“Last winter, [I began to feel] things that I didn’t realize I could feel, that were hard to identify. I felt like I was trapped. I didn’t want to go to bed at night because I had to wake up and do it again. I felt like my personality went away for a while. I’ve always been a very logical person, so I tried to fix it, like a puzzle. I tried to figure out what makes me feel this way and how I can avoid that situation, wanting to figure out for myself how to deal with waves of depression or anxiety that might come.
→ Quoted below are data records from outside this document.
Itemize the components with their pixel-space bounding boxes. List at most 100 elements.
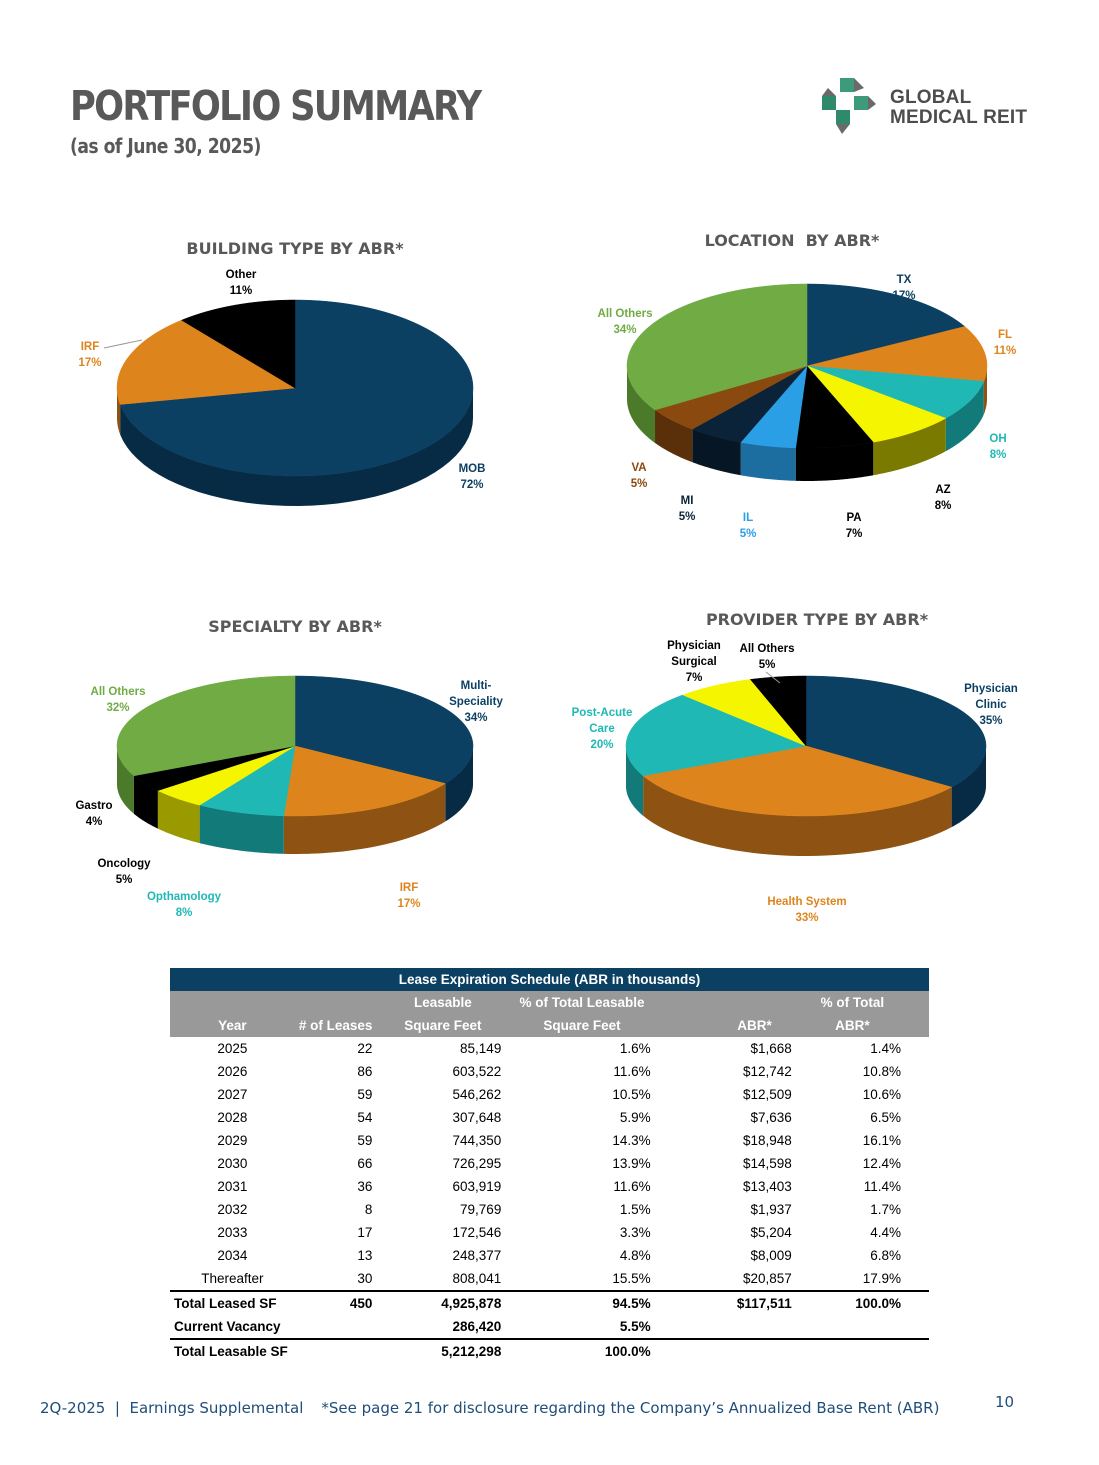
table-cell: 2026 <box>217 1064 248 1079</box>
header-abr-pct: ABR* <box>799 1014 929 1037</box>
header-square-feet-pct: Square Feet <box>509 1014 657 1037</box>
current-vacancy-row: Current Vacancy 286,420 5.5% <box>174 1319 651 1334</box>
table-row: 2025 22 85,149 1.6% $1,668 1.4% <box>170 1037 929 1060</box>
table-cell: 3.3% <box>619 1225 651 1240</box>
label-phys-clinic-2: Clinic <box>975 699 1007 711</box>
table-row: 2027 59 546,262 10.5% $12,509 10.6% <box>170 1083 929 1106</box>
total-leasable-row: Total Leasable SF 5,212,298 100.0% <box>170 1338 929 1363</box>
table-cell: 2033 <box>217 1225 248 1240</box>
table-cell: 307,648 <box>452 1110 502 1125</box>
provider-type-title: PROVIDER TYPE BY ABR* <box>706 610 929 629</box>
pie-side-multi-speciality <box>445 746 473 822</box>
irf-leader-line <box>103 339 143 349</box>
table-cell: 10.5% <box>612 1087 651 1102</box>
table-cell: 11.6% <box>613 1064 651 1079</box>
table-cell: $12,742 <box>742 1064 792 1079</box>
pie-side-irf <box>117 388 121 435</box>
label-spec-all-others-pct: 32% <box>106 702 129 714</box>
location-pie <box>626 283 988 481</box>
table-cell: 1.4% <box>870 1041 901 1056</box>
pie-slice-oncology <box>157 745 296 806</box>
header-leases: # of Leases <box>294 1014 381 1037</box>
label-prov-all-others-pct: 5% <box>759 659 776 671</box>
pie-side-gastro <box>133 775 158 829</box>
header-leasable: Leasable <box>380 991 510 1014</box>
label-il-pct: 5% <box>740 528 757 540</box>
pie-slice-other <box>180 299 296 389</box>
label-mob-pct: 72% <box>460 479 483 491</box>
table-banner: Lease Expiration Schedule (ABR in thousa… <box>170 968 929 991</box>
pie-side-va <box>655 409 693 463</box>
label-oh-pct: 8% <box>990 449 1007 461</box>
table-cell: 8 <box>364 1202 373 1217</box>
label-onc-pct: 5% <box>116 874 133 886</box>
pie-side-fl <box>983 366 987 415</box>
label-loc-all-others-pct: 34% <box>613 324 636 336</box>
table-row: Thereafter 30 808,041 15.5% $20,857 17.9% <box>170 1267 929 1291</box>
table-cell: $1,668 <box>750 1041 792 1056</box>
svg-text:AZ8%: AZ 8% <box>935 484 952 512</box>
pie-slice-mob <box>119 299 474 477</box>
table-cell: 36 <box>357 1179 373 1194</box>
label-multi: Multi- <box>461 680 492 692</box>
pie-side-physician-clinic <box>951 746 986 828</box>
pie-side-opthamology <box>199 805 284 854</box>
label-va: VA <box>631 462 646 474</box>
label-other: Other <box>226 269 257 281</box>
table-cell: 79,769 <box>460 1202 502 1217</box>
specialty-pie <box>116 675 474 854</box>
pie-slice-va <box>654 365 808 430</box>
pie-slice-irf <box>116 319 296 405</box>
svg-text:IL5%: IL 5% <box>740 512 757 540</box>
table-cell: 86 <box>357 1064 373 1079</box>
table-cell: 12.4% <box>862 1156 901 1171</box>
table-cell: 15.5% <box>612 1271 651 1286</box>
table-cell: 10.8% <box>862 1064 901 1079</box>
label-post-acute-pct: 20% <box>590 739 613 751</box>
table-cell: 85,149 <box>460 1041 502 1056</box>
table-cell: 6.8% <box>870 1248 901 1263</box>
label-gastro-pct: 4% <box>86 816 103 828</box>
footer-left: 2Q-2025 | Earnings Supplemental <box>40 1399 304 1417</box>
svg-text:MI5%: MI 5% <box>679 495 696 523</box>
pie-slice-az <box>806 365 947 443</box>
table-row: 2029 59 744,350 14.3% $18,948 16.1% <box>170 1129 929 1152</box>
table-cell: 30 <box>357 1271 373 1286</box>
total-leased-row: Total Leased SF 450 4,925,878 94.5% $117… <box>170 1290 929 1315</box>
label-mi: MI <box>681 495 694 507</box>
page-title: PORTFOLIO SUMMARY <box>70 82 482 130</box>
pie-side-mi <box>692 429 741 476</box>
label-prov-all-others: All Others <box>740 643 795 655</box>
table-cell: 4.4% <box>870 1225 901 1240</box>
table-header-bottom: Year # of Leases Square Feet Square Feet… <box>170 1014 929 1037</box>
table-cell: 10.6% <box>862 1087 901 1102</box>
table-cell: 726,295 <box>452 1156 502 1171</box>
table-cell: 17.9% <box>862 1271 901 1286</box>
page-subtitle: (as of June 30, 2025) <box>70 134 261 158</box>
label-phys-clinic-pct: 35% <box>979 715 1002 727</box>
header-pct-total-leasable: % of Total Leasable <box>509 991 657 1014</box>
pie-sides <box>627 366 987 481</box>
building-type-title: BUILDING TYPE BY ABR* <box>186 239 404 258</box>
pie-slice-multi-speciality <box>294 675 474 784</box>
pie-slice-tx <box>806 283 966 367</box>
label-spec-irf-pct: 17% <box>397 898 420 910</box>
pie-slice-all-others <box>749 675 807 747</box>
table-cell: 2025 <box>217 1041 248 1056</box>
label-mob: MOB <box>459 463 486 475</box>
table-cell: 16.1% <box>862 1133 901 1148</box>
label-post-acute-1: Post-Acute <box>572 707 633 719</box>
label-tx-pct: 17% <box>892 290 915 302</box>
table-cell: 13.9% <box>612 1156 651 1171</box>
In the summer it got better because I realized there are things to look forward to. My family kind of brought my personality back. I’m trying to use the things that I learned to pull myself out of it, and I want to share what I learned with others and so they don’t have to feel as confused as I did. [To support my mental health], I do things that I used to be interested in when I was younger, like writing. I try to connect with my family, asking my mom or my sister to do something or go on a walk with me. I have a list in my notes app called ‘troubleshooting’ for when I’m not feeling too great.

We may want to rethink how we’re [addressing mental health]. I think we need to start focusing more on the positives of having good mental health. Compare it to physical health: When you’re constantly being told that you’re going to get sick from this or that, it makes you feel negative. But when you’re being told about the healthy choices that you can make, it really helps you feel like you have room to grow. It makes you feel less stuck. I think we need to clarify what mental health is more, and focus on things that are good for your mental health.

I think finding a group of people that you can share openly with and talk about mental health [helps]. That’s why I like [Zero Reasons Why]. It’s an easier way for us to talk about it together, while also sharing what we talk about with other people, on social media or through campaign activities we do at school. It’s really helped a lot.”